Here's a breakdown of the snubs and surprises at the 86th Oscar nominations:
"Captain Phillips.'' Tom Hanks is widely beloved by the academy, having been nominated five times previously, and winning for "Forest Gump'' and "Philadelphia.'' But even though "Captain Phillips,'' in which Hanks plays the title role, was nominated six times, Hanks was denied an actor nod for his lead performance.
"All Is Lost.'' Robert Redford, expected by many to be nominated for his solo roll in the shipwreck drama, also missed out on a best actor nod, which he's never won.
"Lee Daniels' the Butler.'' If the lack of Golden Globe nominations was any indication, it's no surprise this film was given little love by the academy. But a complete shutout is a shock. At least Oprah still has a chance to take home a trophy for her performance as Gloria Gaines at the Screen Actors Guild Awards this weekend.
"Blue Jasmine.'' Though the film received three nominations, including a best actress bid for Cate Blanchett, best supporting actress for Sally Hawkins, and original screenplay, writer-director Woody Allen was left out of the directing category.

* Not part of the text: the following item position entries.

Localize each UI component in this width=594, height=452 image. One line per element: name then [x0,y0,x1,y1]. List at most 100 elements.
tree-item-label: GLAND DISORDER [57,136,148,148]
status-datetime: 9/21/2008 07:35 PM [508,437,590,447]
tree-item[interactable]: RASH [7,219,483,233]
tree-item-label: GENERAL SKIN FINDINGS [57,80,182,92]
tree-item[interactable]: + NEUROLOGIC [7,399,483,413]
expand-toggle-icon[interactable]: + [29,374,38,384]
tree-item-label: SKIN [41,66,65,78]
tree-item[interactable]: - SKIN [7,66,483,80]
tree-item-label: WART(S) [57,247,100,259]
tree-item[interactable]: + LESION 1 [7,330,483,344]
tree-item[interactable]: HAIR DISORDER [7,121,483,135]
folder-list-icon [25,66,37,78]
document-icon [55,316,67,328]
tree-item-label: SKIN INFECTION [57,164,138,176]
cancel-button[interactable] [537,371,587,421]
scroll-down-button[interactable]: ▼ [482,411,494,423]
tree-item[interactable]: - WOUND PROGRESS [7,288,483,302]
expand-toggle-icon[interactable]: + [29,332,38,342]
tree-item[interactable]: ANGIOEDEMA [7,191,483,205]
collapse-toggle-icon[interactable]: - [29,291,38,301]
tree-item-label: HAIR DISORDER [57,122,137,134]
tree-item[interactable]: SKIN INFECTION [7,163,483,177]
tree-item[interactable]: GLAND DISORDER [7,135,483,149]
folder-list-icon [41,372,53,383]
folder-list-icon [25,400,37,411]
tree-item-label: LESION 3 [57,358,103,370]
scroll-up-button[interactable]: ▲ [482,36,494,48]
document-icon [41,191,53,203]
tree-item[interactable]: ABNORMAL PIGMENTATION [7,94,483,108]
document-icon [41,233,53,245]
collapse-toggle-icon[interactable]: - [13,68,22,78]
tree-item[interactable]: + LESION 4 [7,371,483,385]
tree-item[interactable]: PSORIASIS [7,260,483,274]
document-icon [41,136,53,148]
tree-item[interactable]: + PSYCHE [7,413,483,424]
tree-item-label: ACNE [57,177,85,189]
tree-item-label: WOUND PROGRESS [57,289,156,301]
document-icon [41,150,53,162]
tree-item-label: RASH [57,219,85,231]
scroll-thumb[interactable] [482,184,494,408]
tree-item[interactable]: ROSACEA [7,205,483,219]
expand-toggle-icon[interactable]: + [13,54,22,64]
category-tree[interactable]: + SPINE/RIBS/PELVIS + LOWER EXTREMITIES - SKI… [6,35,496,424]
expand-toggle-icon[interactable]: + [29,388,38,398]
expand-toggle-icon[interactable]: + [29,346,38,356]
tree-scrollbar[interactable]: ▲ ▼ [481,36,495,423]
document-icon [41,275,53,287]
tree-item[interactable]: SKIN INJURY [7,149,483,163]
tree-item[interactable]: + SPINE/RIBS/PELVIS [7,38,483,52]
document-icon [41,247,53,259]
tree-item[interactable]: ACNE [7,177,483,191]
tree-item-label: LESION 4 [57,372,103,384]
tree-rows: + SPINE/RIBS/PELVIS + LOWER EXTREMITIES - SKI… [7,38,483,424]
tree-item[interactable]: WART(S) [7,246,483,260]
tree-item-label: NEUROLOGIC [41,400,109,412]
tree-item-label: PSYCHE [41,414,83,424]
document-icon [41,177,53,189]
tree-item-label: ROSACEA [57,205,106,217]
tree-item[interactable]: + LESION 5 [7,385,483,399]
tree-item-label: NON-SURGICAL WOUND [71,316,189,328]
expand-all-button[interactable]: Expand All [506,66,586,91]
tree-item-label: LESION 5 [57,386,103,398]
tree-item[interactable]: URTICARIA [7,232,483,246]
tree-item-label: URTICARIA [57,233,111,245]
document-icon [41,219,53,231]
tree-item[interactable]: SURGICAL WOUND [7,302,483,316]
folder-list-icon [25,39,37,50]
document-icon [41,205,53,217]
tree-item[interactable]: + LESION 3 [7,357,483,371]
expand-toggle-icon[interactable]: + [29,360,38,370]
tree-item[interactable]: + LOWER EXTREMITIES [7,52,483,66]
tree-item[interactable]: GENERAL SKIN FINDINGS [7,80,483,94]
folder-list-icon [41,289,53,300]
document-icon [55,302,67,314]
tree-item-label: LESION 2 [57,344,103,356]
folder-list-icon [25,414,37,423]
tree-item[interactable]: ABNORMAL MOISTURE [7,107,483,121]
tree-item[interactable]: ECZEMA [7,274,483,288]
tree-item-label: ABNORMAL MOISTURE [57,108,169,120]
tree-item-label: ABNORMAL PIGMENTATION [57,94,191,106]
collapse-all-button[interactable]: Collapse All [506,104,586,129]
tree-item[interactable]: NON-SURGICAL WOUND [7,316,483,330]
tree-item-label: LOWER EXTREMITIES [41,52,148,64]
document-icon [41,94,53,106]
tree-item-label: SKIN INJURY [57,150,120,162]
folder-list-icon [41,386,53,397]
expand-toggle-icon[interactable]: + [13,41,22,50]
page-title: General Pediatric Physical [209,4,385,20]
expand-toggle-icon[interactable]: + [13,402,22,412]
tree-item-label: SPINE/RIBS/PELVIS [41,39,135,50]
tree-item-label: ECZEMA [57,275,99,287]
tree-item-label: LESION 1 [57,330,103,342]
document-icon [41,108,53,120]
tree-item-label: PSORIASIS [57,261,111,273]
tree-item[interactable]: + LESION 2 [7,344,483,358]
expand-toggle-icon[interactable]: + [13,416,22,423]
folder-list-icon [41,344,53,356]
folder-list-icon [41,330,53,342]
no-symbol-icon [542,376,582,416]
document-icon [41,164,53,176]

Though he may take home the trophy for writing, perhaps it's best to let the gals be the belles of the Oscar ball. It's not like Allen, who hates award shows, would show up anyway.
"Her.'' Spike Jonze was also left out of the directing category for his work on this futuristic love story. But his film earned noms in four other categories, including original score, original song, best picture, production design and original screenplay. Last nominated in 1999 for best director for "Being John Malkovich,'' Jonze has yet to win an Academy Award. Also from "Her,'' Joaquin Phoenix was denied a best actor nomination for his lead role in the futuristic love story. It's a surprising snub after the actor carried the film on only the sound of Scarlett Johansson's voice.
"Inside Llewyn Davis.'' After receiving a flurry of praise, including sweeping the National Society of Film Critics' top prizes for picture, director, actor (Oscar Isaac) and cinematography, this folk-music tale was nominated for only two Oscars - cinematography and sound mixing. Directors Ethan and Joel Coen were left out of the directing category and the film's star, Isaac, was also denied.
"Saving Mr. Banks.'' Disney's making of "Mary Poppins'' tale failed to gain either a best picture nomination or a best actress nod for lead Emma Thompson. But it did earn one nom for original score.
"Fruitvale Station.'' Perhaps it was far-fetched to think this numbing injustice tale would edge its way into at least the best original screenplay category, but the snub of young filmmaker Ryan Coogler's debut is disappointing. After all, the Academy occasionally carries a soft spot for the gritty newcomer (Diablo Cody gained a trophy for "Juno'' in 2007). Alas, the competition was just too steep this year.
"Monsters University.'' Notably absent from the animated feature film category was this Disney and Pixar kiddie flick, which was voiced by Billy Crystal, John Goodman and Helen Mirren, and ranked in the top 10 for domestic box office ticket sales in 2013. But Disney's "Frozen'' and "The Wind Rises'' earned nods, so two out of five ain't bad. Fox's "The Croods,'' Universal's "Despicable Me 2'' and the GKIDS film "Ernest & Celestine'' were also nominated.
"The Hunger Games.'' Though an unlikely nominee in top categories, this sci-fi adventure, which ranked No. 3 at the box office in 2013 earning $414.4 million domestically, was denied attention from the academy. All of the Alexander McQueen styling, and that sassy makeup, could have at least garnered costume design or makeup and hairstyling bids.
"Philomena.'' Starring Judi Dench, the film, which only made $22 million domestically, brought home a surprising four nominations. But critics loved it - and rightfully so. Dench, who gained a best actress nomination for her role as a woman in search of her son, was a tender and charming triumph.
"The Lone Ranger.'' Sure this Western stars the ever-dynamic Johnny Depp, but this summer extravaganza was about as impressive as Depp's widely panned "The Tourist.'' Still it nabbed TWO noms for makeup-hairstyling and visual effects. Depp can make just about anything look good, but to echo Amy Poehler and Seth Meyers on "SNL,'' "Really!'''
"Jackass Presents: Bad Grandpa.'' Johnny Knoxville's candid-camera hit, where he dresses up like an old man and pranks people, managed to earn a nomination in the makeup and hairstyling category - and over $101.7 million at the box office.